The team reasoned that silica nanocapsules do not interact with the body, lowering the risk of problematic and unpredictable immune system responses that viral methods may elicit. Another advantage of the technique is its specificity. “The rapid pace of genetic diagnosis development has enabled accuracy in identifying disease-causing mutations, and we used base editing to correct a specific error in the DNA sequence of patients, overcoming several challenges through the collaborative team science approach,” said research associate Meha Kabra.

A diagram showing how an eye works
In an experimental technique, researchers delivered genome editors to the eye to correct a gene deficit that causes Leber congenital amaurosis, rescuing vision in an animal model.
Image by Bikash Pattnaik

Showing effectiveness in a living organism was complicated because mice with two copies of the LCA-causing mutation do not survive past infancy, whereas two copies of homozygous mutations in humans are not lethal. The researchers generated mice with one copy of the mutation, then used gene editing to disrupt the second normal copy in retinal cells to enable testing of the therapy. “The clinical relevance and efficacy of any potential new therapy requires studies using laboratory animal models,” said scientist Pawan Shahi. “Without an existing animal model for this specific form of blindness, we used genome editing to first create the model and then deliver the base editor and demonstrate therapeutic value.”

“Typically, drug development can take more than 30 years,” Pattnaik said. “But with a multidisciplinary approach that brings together people with different expertise, we can cut this timeline significantly.” He says that this work, which demonstrates the feasibility of repairing genetic defects in ion channel proteins, is a critical first step toward restoring the sight of affected young patients.

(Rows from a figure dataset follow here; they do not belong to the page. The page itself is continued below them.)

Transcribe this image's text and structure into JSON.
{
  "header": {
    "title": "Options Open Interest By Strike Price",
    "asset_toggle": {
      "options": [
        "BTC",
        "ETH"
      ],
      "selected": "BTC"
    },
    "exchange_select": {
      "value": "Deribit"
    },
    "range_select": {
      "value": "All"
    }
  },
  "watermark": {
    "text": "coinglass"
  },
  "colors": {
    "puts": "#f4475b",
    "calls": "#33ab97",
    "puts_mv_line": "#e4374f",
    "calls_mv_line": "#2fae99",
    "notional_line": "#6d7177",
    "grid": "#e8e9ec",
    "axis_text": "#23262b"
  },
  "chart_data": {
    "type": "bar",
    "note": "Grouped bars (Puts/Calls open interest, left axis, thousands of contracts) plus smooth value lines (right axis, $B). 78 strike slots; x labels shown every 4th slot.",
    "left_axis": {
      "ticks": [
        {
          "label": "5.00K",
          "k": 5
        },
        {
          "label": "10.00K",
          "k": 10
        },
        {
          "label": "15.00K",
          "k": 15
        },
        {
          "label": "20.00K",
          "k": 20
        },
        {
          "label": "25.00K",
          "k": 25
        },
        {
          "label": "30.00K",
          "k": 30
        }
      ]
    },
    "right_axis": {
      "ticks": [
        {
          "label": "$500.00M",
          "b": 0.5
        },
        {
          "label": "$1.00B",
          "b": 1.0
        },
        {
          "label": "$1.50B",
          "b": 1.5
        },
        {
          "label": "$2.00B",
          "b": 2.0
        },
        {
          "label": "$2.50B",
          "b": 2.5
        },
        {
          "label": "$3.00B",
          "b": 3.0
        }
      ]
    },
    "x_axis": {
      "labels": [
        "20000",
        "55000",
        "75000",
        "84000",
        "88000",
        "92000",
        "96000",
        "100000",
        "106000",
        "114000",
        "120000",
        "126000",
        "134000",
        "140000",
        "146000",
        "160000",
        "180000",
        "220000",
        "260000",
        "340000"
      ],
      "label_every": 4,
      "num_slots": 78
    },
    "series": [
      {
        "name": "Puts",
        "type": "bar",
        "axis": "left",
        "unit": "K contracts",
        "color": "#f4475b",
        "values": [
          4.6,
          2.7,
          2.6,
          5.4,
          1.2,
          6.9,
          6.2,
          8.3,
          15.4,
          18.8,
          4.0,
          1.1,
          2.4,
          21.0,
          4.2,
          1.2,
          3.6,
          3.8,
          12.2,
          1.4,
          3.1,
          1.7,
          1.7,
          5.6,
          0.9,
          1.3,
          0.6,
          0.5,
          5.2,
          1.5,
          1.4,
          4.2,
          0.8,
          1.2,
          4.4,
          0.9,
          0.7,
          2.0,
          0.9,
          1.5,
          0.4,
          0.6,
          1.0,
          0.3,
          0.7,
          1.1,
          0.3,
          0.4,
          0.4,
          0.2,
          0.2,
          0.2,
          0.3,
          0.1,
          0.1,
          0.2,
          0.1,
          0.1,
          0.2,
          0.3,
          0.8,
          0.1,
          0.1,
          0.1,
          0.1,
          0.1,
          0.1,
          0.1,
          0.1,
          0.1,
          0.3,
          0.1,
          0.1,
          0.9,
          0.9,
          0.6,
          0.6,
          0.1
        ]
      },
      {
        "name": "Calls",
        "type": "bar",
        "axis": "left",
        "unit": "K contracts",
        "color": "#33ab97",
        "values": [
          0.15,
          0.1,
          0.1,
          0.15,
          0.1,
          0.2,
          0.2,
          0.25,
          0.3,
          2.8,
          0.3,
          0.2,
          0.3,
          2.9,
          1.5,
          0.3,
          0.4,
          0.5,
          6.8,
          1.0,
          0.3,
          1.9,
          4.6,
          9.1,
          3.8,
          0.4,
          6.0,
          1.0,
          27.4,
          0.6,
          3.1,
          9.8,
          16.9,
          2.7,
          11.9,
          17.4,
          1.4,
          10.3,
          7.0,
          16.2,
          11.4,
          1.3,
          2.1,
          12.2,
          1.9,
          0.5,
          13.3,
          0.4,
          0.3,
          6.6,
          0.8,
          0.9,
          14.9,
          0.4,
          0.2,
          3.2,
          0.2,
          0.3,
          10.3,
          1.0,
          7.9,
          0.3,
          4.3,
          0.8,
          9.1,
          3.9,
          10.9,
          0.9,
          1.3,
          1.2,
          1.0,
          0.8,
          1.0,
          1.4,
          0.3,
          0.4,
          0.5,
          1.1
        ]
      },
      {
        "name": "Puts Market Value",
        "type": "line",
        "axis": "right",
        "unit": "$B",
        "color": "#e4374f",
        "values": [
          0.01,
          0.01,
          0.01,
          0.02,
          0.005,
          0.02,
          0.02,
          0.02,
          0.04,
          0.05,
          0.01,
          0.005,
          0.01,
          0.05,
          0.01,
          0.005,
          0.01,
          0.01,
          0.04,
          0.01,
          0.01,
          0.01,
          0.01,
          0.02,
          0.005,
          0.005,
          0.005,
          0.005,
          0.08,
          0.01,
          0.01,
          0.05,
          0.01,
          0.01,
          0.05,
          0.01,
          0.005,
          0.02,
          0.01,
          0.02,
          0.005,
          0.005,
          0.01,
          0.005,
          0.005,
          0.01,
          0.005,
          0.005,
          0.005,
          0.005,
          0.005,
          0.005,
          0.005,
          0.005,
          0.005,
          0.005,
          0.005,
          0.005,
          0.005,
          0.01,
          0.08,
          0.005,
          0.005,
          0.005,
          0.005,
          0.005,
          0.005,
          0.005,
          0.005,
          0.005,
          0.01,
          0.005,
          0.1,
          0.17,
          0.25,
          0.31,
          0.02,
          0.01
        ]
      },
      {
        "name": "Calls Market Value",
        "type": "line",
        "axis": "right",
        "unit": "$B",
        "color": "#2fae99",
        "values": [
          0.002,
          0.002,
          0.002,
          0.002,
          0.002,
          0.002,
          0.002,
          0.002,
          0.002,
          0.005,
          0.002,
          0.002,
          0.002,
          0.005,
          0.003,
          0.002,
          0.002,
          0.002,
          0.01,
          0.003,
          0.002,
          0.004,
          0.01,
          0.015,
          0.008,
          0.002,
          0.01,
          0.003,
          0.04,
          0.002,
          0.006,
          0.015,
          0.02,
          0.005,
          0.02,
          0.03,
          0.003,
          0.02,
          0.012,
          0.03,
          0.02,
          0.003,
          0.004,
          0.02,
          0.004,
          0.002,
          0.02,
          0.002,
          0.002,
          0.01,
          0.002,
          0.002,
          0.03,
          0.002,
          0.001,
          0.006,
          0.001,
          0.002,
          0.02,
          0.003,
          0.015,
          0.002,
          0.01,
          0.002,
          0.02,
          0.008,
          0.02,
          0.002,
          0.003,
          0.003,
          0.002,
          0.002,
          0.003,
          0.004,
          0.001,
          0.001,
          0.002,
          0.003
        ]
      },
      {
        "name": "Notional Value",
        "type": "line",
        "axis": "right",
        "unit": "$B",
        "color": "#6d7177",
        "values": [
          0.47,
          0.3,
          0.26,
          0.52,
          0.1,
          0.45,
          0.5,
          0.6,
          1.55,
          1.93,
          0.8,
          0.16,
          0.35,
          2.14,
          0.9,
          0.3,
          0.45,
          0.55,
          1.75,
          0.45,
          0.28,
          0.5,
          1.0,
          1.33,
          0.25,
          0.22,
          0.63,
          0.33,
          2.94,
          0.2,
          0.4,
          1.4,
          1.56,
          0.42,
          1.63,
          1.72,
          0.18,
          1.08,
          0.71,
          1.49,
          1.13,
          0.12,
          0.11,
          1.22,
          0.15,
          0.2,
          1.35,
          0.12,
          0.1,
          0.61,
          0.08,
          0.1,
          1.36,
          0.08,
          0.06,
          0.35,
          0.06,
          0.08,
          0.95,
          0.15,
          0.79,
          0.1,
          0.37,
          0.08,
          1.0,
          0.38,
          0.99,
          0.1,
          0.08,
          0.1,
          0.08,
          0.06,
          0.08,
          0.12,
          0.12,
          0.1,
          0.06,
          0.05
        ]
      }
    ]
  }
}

Funding for the study was provided by the UW–Madison Stem Cell and Regenerative Medicine Center for M. Kabra; support from the Retina Research Foundation for K. Saha, B. Pattnaik, and D. Gamm; support from the McPherson Eye Research Institute for D. Gamm; the Wisconsin Partnership Program; the Harrington Discovery Institute (K. Saha); the Helen Hay Whitney Foundation; Howard Hughes Medical Institute; National Institutes of Health K99 HL163805, NIH R01 EY024995, NIH R24 EY032434, NIH U01 AI142756, NIH RM1 HG009490, and NIH R35 677 GM118062; and funds from Research to Prevent Blindness. The study was partly supported by S10OD018221 and NIH P30 EY016665.